この場合、前記対象物は、DNA(Deoxyribonucleic acid)検体収容に用いられる所定の容器であり、前記装着部には、前記容器が装着されることになる。
この発明をPCR法に適用することで、その温度目標値の時間推移の所定パターンに対して、DNA検体の温度を追従させて推移させることが可能になる。即ち、PCR法におけるDNA検体に対する温度制御の高応答性が実現可能になる。
また、この場合、前記温度素子の前記第1の電極部位と前記第2の電極部位とのうち少なくとも一方を冷却する冷却部(例えば実施形態における水冷部63)をさらに備えるようにしてもよい。
さらにまた、この場合、前記温度制御装置は、携帯型の装置であるようにしてもよい。携帯型の装置とは、人間が自在に持ち運び可能に構成された装置をいう。

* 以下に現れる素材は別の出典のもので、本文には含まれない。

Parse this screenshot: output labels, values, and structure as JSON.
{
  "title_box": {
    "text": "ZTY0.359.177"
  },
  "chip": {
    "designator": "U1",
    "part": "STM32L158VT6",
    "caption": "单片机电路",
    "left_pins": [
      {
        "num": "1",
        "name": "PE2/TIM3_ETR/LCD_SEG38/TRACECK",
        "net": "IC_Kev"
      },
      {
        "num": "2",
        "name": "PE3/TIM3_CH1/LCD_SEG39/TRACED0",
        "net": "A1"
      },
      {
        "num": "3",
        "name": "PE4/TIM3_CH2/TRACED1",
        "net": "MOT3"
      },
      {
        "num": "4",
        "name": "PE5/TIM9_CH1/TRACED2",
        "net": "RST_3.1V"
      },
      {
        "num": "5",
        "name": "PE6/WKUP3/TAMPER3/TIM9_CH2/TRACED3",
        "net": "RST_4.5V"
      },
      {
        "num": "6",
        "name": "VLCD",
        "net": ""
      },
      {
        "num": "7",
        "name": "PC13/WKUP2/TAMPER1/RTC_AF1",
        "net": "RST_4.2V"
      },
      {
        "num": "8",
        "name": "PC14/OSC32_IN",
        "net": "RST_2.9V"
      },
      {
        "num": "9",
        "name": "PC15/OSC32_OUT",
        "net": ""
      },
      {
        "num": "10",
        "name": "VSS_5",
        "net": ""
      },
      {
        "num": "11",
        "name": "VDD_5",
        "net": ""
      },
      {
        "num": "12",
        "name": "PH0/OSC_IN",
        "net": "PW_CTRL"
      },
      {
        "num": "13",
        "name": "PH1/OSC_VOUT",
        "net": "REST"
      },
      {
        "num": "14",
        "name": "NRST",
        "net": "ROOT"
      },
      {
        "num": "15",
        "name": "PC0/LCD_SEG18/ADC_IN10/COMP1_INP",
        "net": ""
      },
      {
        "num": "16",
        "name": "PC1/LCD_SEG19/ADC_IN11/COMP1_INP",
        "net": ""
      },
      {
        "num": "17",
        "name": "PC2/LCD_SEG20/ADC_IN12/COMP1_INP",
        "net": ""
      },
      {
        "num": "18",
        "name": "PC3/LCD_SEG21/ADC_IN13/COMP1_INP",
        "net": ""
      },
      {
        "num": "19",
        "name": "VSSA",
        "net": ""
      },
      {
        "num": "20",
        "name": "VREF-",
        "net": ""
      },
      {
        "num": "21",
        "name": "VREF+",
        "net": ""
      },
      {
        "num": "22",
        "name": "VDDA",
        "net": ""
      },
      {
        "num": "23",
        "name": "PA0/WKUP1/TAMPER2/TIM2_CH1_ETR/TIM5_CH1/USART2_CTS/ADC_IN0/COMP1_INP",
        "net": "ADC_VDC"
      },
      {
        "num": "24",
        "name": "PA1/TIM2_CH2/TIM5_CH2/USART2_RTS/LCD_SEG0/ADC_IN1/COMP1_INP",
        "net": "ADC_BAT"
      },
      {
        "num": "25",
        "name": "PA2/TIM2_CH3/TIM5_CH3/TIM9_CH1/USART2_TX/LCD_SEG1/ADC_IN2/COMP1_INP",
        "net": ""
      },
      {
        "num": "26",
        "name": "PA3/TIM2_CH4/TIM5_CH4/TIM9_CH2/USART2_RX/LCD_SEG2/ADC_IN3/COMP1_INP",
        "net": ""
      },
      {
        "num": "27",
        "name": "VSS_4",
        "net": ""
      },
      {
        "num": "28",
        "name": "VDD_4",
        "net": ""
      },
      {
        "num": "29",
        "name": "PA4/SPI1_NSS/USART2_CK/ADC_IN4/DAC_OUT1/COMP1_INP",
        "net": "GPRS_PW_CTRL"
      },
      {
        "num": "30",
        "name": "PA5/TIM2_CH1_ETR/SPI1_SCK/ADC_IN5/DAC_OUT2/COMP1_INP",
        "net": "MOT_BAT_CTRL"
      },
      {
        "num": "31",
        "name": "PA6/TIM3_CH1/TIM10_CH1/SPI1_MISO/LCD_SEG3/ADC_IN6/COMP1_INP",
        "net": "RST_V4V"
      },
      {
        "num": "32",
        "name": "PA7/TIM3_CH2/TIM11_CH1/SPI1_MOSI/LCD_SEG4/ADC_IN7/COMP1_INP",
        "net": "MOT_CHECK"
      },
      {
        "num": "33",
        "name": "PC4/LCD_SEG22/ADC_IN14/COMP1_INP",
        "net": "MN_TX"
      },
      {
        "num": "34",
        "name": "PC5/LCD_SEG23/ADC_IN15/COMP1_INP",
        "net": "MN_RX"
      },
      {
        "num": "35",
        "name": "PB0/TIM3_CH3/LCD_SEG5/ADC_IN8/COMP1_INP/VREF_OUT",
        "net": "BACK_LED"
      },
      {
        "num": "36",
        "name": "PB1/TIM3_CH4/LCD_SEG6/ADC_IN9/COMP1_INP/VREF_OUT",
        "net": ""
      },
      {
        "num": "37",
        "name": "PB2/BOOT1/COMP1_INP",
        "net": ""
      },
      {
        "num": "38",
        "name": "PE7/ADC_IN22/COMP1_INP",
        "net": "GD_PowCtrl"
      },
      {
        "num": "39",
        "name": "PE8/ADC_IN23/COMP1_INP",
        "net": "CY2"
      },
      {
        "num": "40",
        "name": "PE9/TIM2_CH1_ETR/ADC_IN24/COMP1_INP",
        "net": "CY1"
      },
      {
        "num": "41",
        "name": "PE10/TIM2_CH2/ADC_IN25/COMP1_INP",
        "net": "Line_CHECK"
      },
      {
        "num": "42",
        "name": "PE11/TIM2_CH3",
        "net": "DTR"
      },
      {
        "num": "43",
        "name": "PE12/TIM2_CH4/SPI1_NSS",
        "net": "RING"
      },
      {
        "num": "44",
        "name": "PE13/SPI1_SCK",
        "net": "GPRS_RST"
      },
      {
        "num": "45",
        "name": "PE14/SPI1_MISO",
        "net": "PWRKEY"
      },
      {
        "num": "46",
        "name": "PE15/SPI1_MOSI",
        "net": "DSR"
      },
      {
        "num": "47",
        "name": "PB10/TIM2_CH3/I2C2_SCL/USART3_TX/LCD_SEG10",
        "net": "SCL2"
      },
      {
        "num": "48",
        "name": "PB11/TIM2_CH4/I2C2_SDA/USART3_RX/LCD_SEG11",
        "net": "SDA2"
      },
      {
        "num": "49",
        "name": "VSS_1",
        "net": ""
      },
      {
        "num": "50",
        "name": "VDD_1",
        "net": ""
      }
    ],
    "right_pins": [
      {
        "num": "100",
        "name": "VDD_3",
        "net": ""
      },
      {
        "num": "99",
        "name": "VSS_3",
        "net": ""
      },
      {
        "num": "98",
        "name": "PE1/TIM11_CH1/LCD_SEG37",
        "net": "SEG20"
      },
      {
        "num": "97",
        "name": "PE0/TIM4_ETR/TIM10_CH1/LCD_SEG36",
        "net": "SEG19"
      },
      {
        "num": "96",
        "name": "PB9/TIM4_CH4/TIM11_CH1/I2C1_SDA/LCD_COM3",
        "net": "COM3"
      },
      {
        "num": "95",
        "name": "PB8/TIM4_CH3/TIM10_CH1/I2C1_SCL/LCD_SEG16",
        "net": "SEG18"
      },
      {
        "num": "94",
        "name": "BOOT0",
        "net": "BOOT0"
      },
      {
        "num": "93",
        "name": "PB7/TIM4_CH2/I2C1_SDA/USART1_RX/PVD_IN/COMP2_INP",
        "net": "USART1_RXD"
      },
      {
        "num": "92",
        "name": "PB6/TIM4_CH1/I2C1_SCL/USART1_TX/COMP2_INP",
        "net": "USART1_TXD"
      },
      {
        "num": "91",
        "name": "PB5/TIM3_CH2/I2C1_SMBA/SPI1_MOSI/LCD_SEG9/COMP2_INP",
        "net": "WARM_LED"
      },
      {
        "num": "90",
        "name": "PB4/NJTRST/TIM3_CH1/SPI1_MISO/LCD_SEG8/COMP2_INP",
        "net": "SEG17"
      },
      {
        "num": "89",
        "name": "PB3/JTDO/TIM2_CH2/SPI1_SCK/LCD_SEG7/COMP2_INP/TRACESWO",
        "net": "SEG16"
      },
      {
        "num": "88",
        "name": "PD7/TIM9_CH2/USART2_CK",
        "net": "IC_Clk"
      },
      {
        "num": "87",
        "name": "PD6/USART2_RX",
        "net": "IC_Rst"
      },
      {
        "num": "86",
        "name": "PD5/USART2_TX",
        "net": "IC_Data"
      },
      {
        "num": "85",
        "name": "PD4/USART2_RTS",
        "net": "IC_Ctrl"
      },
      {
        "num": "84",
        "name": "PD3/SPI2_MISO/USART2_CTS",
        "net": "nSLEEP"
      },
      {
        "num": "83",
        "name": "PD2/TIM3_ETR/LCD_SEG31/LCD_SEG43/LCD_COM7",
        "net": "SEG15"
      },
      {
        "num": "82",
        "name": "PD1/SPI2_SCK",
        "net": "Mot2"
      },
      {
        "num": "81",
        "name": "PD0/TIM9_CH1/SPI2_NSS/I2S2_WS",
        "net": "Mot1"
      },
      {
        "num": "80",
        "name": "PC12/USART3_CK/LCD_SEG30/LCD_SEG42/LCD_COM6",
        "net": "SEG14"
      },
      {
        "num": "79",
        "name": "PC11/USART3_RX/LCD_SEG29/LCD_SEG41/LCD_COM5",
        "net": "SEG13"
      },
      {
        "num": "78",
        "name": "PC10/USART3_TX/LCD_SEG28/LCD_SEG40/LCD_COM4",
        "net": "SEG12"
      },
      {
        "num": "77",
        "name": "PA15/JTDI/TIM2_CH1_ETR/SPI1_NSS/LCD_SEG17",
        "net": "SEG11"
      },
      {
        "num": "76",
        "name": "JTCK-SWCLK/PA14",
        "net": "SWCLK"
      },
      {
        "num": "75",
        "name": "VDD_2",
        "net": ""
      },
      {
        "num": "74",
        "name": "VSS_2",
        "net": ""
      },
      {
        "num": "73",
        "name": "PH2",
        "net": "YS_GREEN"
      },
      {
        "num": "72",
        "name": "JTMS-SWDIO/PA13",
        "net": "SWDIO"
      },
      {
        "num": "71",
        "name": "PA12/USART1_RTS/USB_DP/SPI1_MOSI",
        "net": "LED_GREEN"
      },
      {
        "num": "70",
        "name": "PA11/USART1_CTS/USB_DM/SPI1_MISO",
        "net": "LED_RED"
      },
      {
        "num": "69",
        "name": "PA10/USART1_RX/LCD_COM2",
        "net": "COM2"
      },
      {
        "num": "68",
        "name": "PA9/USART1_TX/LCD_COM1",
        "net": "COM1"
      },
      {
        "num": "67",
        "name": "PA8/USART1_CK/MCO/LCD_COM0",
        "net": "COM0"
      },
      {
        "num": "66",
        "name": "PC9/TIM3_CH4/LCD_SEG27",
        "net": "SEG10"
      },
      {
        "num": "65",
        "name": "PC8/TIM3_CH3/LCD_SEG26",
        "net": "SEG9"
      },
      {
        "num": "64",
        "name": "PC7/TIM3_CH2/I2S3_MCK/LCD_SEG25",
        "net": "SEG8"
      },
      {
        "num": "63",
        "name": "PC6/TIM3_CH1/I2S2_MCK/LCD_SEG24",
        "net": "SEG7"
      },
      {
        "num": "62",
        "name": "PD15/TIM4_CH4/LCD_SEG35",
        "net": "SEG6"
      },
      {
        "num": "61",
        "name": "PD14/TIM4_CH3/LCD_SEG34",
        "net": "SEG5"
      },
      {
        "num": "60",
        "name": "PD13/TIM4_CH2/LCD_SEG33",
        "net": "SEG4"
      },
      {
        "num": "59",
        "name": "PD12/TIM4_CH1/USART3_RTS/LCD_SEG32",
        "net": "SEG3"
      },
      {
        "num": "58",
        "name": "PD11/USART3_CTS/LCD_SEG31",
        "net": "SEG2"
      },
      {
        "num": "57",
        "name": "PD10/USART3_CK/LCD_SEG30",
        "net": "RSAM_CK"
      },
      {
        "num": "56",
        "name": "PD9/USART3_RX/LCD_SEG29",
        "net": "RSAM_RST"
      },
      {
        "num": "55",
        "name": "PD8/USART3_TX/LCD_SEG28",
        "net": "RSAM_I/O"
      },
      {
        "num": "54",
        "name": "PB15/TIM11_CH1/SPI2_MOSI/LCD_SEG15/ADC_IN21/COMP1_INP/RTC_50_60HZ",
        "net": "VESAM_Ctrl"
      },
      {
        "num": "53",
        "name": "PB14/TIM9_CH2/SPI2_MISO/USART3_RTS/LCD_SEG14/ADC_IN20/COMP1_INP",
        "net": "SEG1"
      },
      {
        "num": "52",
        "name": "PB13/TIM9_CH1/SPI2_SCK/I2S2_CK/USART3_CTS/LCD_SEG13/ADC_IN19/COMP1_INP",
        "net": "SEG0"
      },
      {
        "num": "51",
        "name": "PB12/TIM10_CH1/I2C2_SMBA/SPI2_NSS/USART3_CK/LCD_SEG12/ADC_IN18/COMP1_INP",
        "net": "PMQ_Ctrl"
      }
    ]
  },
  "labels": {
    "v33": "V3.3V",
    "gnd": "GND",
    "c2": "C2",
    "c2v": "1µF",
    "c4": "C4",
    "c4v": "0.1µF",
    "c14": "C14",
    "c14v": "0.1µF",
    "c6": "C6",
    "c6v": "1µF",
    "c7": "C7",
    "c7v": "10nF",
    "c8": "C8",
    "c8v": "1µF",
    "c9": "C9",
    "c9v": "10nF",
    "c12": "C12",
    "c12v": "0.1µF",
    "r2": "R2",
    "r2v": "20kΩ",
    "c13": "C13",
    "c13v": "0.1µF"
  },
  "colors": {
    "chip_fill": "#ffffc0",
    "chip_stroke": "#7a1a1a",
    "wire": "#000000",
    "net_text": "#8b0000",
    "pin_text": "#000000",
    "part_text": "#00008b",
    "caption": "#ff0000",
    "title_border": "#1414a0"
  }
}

本発明の温度素子(例えば実施形態における温度素子61)は、
ペルチェ効果により対象物(例えば実施形態におけるプラスチックチューブ82)を加熱又は冷却する温度素子において、
相互に離間して配置されるp型半導体(例えば実施形態におけるp型半導体72P)及びn型半導体(例えば実施形態におけるn型半導体72N)の組と、
前記対象物を装着する装着部(例えば実施形態における装着部81)を有し、前記p型半導体と前記n型半導体との各々に接合する接合部位(例えば実施形態における金属製ウェル71)と、
前記p型半導体に接合され、外部から電圧が印加される第1の電極部位(例えば実施形態における電極兼放熱板73P)と、
前記n型半導体に接合され、外部から電圧が印加される第2の電極部位(例えば実施形態における電極兼放熱板73N)と
を有し、
前記接合部位の形状は、前記対象物の外形形状と略同形状に形成され、
前記第1の電極部位と前記第2の電極部位との各々に異なる電圧が外部から印加されて、前記p型半導体と前記n型半導体との間に電位差が生じた場合、前記接合部位は、前記p型半導体と前記n型半導体との一方から他方へ電流を流すと共に熱を伝搬することで、前記ペルチェ効果を生じさせる
温度素子であることを特徴とする。
この発明によれば、対象物は、温度素子に設けられた接合部位を介してp型半導体とn型半導体と密接に接合し、p型半導体とn型半導体の一方から他方へ電流を流すと共に熱を伝搬することで、ペルチェ効果を生じさせる機能を有している。この接合部位には装着部が設けられており、DNA検体を収容した所定の容器を当該装着部に直接装着することができる。したがって、DNA検体は、温度制御系にとって遅れ要素となるもの(例えば余分な接合部位の厚み)を介在せずに、p型半導体及びn型半導体により直接加熱又は冷却される。その結果、従来の接合部位を採用した場合と比較して、温度制御の高応答性が実現する。したがって、本発明に係る温度素子をPCR法に適用することで、即ち、当該対象物としてDNA検体を収容可能な所定の容器を採用することで、PCR法における温度目標値の時間推移の所定パターンに対して、DNA検体の温度を追従させて推移させることが可能になる。即ち、PCR法におけるDNA検体に対する温度制御の高応答性が実現可能になる。
この場合、前記装着部は、前記対象物の形状に対応した加工が施されて、前記接合部位内に形成されているようにすることができる。
前記接合部位の厚さ寸法は、略均一に形成され、前記装着部の形状に沿って形成されているようにすることができる。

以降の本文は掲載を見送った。